Dr. Gloria Cronin, "Modernity in Black and White: Primitivist Modernism"

This course will be about the influence of race (whiteness and blackness) on the aesthetic, cultural, and political dimensions of Modern American Literature. This means understanding Primitivism, a major racial narrative of transatlantic modernism. Hence we will study modern anthropology, eugenics, ethnography, African artifacts, white fascination with African masks, Jazz, the Josephine Baker and the primitive black body, plus African American folk culture. We will also study the Edgar Rice Burroughs production of Tarzan, the photography of Michael Leiris, and the modernist fascination with the American South West. Our task will be to identify how these formations play out our texts, paintings, and photographs. We will end with Blackness speaking back to Primitivism, sometimes appropriating for its own purposes, always rejecting it.

Dr. Nick Mason, "The Coming and Going of Print Culture"

This section will study how literature has responded to the two most significant ruptures in human communications of the past 300 years--namely, the eighteenth-century rise of print culture and the current transition from print to electronic media. What anxieties and hopes were widely manifested in the early phases of print culture and how have many of these same emotions reemerged with the rise of modern electronic media? How did the proliferation of the printed word change human cognitive abilities and what brain functions might we lose in a post-print age? How has literature already begun adapting to the decline of print and what sorts of changes might we expect in the generation ahead? These and a range of connected questions will drive our class discussions and the research projects students will complete by semester's end. In addition to a range of literary texts, we will also read Finkelstein and McCleery’s Introduction to Book History, Striphas's The Late Age of Print, and Hayles's Electronic Literature: New Horizons for the Literary.

Dr. Stephen Tuttle, "The Literature of the Fantastic"

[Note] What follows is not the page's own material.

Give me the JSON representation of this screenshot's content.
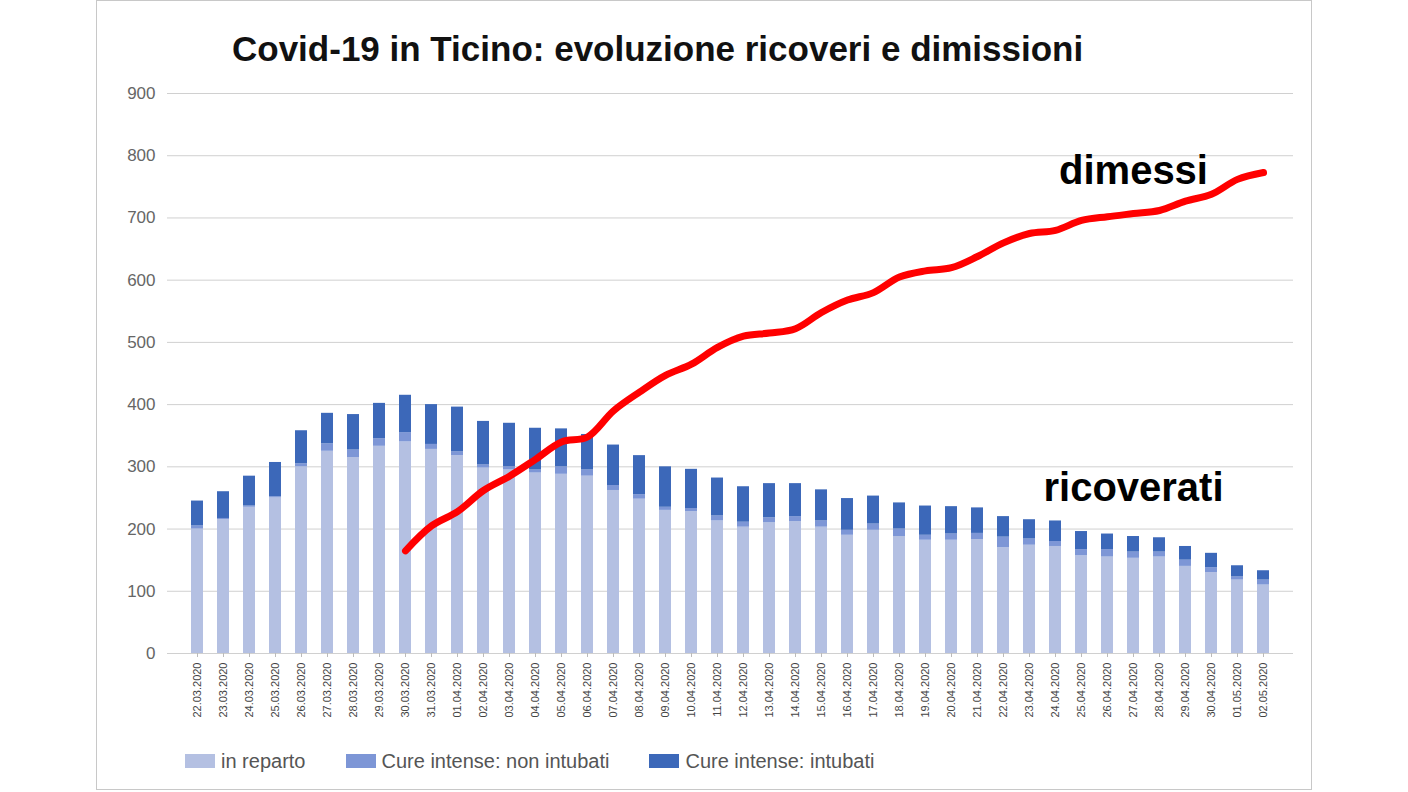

The Fantastic is a borderline literature that inhabits a space between two genres. On one hand there are stories of the strange but true, and on the other there are marvelous stories and exist outside the world as we know it. Fantastic literature keeps the reader guessing for as long as possible, asking us to question what is real and what is imagined, what is natural and what is supernatural. We will begin this course by reading Tzvetan Todorov's important theoretical definition of the genre, and then examine fictions that attempt to blur the line between scientific and supernatural explanations of the unexplainable. Our readings will center on the 19th century when ghosts, monsters, doubles, and weird science gain a particularly strong foothold in popular literature.